In a phenomenal performance that brought him best actor prizes at Berlin and from the British Academy, Peter Finch plays 42-year-old Johnnie Byrne, a just-reëlected Labour Party member of Parliament the reason for whose exclusion from his prime minister’s Labour Government takes time in coming to light. When he is finally told, it seems as though the explanation should have been obvious from the start—one of the few head-scratchers in an otherwise absolutely brilliant script. Mordecai Richler and Nicholas Phipps adapted the 1958 novel by former MP Wilfred Fienburgh. There isn’t a political moment in this film that fails to either absorb the viewer’s interest or convince. One isn’t left to wonder why the New York Daily News named No Love for Johnnie one of 1961’s ten best films.
There are two dovetailing main strands to the narrative, one political, the other romantic. Byrne considers publicly opposing his prime minister regarding a rumored intention of foreign adventurism, on the grounds that the outcome might betray Labour principles; in this, the film’s most remarkable aspect, we “see” something of the mental process by which Byrne, who is ambitious in his career, convinces himself (and perhaps us) he is proceeding on the basis of principle. It is a nebulous and gray area in a black-and-white film which, keyed also to London weather, appropriately favors light gray tonalities.
Once his wife walks out on him, Byrne advances on a neighbor (played by a younger, more vulnerable Billie Whitelaw than we are used to seeing) and then a lovely model half his age, with whom he has a passionate affair and seems genuinely to fall in love. But each in turn is sacrificed to his career ambition, for the sake of which he plans on reconciling with his estranged wife—that is, until a blow of irony makes her, too, an impediment to his ambition. The title of the film is ironic; Byrne may bemoan that there’s “no love for Johnnie,” but it is Johnnie, himself, who ruins or chucks every opportunity for love in his life.

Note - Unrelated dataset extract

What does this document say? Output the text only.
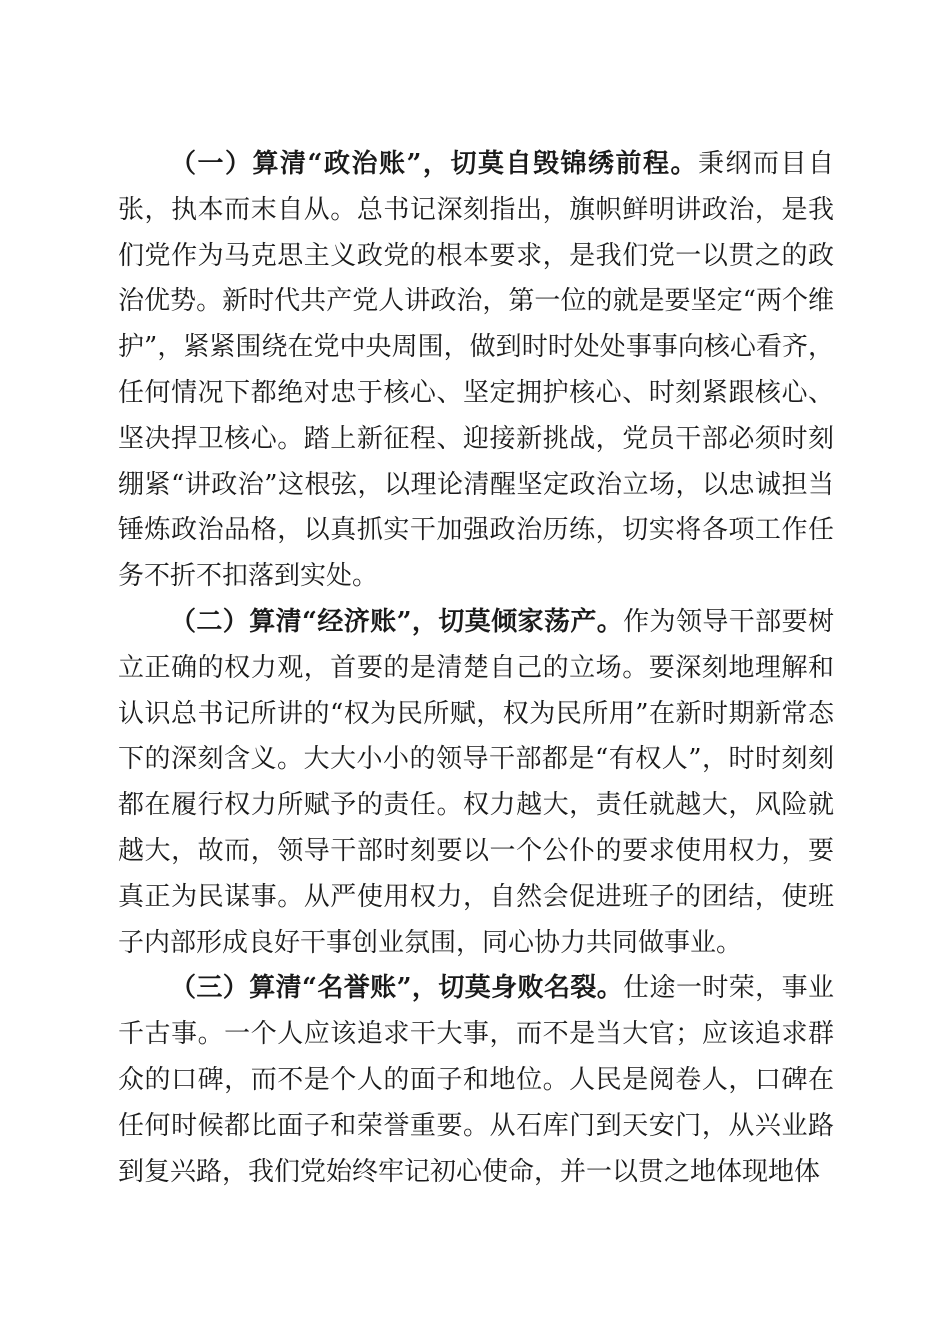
（一）算清“政治账”，切莫自毁锦绣前程。秉纲而目自张，执本而末自从。总书记深刻指出，旗帜鲜明讲政治，是我们党作为马克思主义政党的根本要求，是我们党一以贯之的政治优势。新时代共产党人讲政治，第一位的就是要坚定“两个维护”，紧紧围绕在党中央周围，做到时时处处事事向核心看齐，任何情况下都绝对忠于核心、坚定拥护核心、时刻紧跟核心、坚决捍卫核心。踏上新征程、迎接新挑战，党员干部必须时刻绷紧“讲政治”这根弦，以理论清醒坚定政治立场，以忠诚担当锤炼政治品格，以真抓实干加强政治历练，切实将各项工作任务不折不扣落到实处。

（二）算清“经济账”，切莫倾家荡产。作为领导干部要树立正确的权力观，首要的是清楚自己的立场。要深刻地理解和认识总书记所讲的“权为民所赋，权为民所用”在新时期新常态下的深刻含义。大大小小的领导干部都是“有权人”，时时刻刻都在履行权力所赋予的责任。权力越大，责任就越大，风险就越大，故而，领导干部时刻要以一个公仆的要求使用权力，要真正为民谋事。从严使用权力，自然会促进班子的团结，使班子内部形成良好干事创业氛围，同心协力共同做事业。

（三）算清“名誉账”，切莫身败名裂。仕途一时荣，事业千古事。一个人应该追求干大事，而不是当大官；应该追求群众的口碑，而不是个人的面子和地位。人民是阅卷人，口碑在任何时候都比面子和荣誉重要。从石库门到天安门，从兴业路到复兴路，我们党始终牢记初心使命，并一以贯之地体现地体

There is a sex scene between Byrne and Pauline West, the young model, that is wildly unconvincing owing to its satin-smooth body movements and camera movements which take into account none of the gap in the pair’s ages and contrasting levels of experience. One, especially today, cringes at the hokiness.
Ralph Thomas directed—the same Ralph Thomas responsible for those Doctor comedies in the fifties starring Dirk Bogarde.